The entire shaft is thus considered one integral space. If that space is lost to flooding or fire, the entire space is lost. This requires some engineering knowledge to be applied. For the Navy warship, flooding an elevator must not create deleterious buoyancy conditions (i.e. causing the ship to capsize or sink). Generally, over 50% of a Navy ship's spaces must flood for it to capsize or sink, by design. An analogue on a space station would be that the decompression of an elevator shaft should not do unusual things to the stations rotation or orbit.
Access Points must be engineered to control damage
All access points to a wet Navy elevator space are fitted with watertight and fireproof hatches, so that in the event that the space is lost, it can be completely sealed up. These hatches can have significant engineering aspects of their own, as shown in the diagrams on 772-22 and 772-23. Navy doors are counter weighted so they can be closed against over-pressure inside the elevator shaft (i.e. flooding). In space, they would have to be designed to close against under-pressure in the shaft (i.e. vacuum).

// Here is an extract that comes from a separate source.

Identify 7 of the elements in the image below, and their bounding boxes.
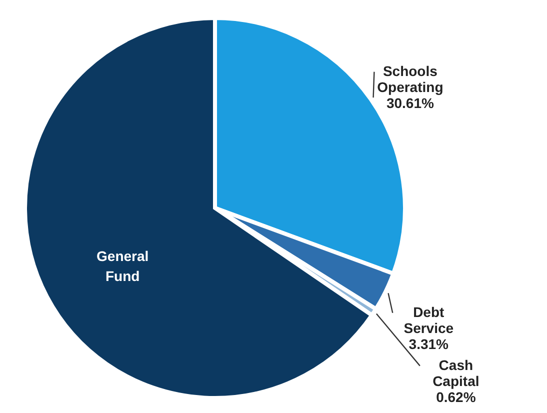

While under normal operation most elevator doors (which are very large and heavy) are hydraulically or pneumatically operated, in emergency there is a way to manually operate all the doors as well. However, it is also worth pointing out that critical systems such as these will have their own independent hydraulic/pneumatic systems to help them survive potential loss of power to the ship. For example, manually closing a big door can be done by manually cranking a hydraulic pump, or by opening a valve from an emergency high pressure air tank that blows the pneumatic door shut.
Just as a side note, if a elevator shaft is on fire in a space station, and the shaft is designed to be sealed in vacuum, then sealing that shaft and emptying the air to vacuum is a great way to put out the fire.
Your elevators are not too much different from the ones that already exist on large warships like aircraft carriers. Your elevators certainly can still be wire rope driven, as long as the shaft is protected as one integral space. That means there are quick and effective ways to manually seal all the openings into the shaft against fire and vacuum, but that there are no internal barriers that seal inside the shaft.
To add to the realism, it is worth pointing out that Navy ships practice sealing off various spaces on a weekly and monthly basis, so that the people on board know what to do in case of an emergency. If I was a space station administrator, I'd want to make sure the station residents knew how to seal up the station in case of fire/terrorist/meteorites on at least a yearly basis. Damage control drills can be fun plot points...and foreshadowing!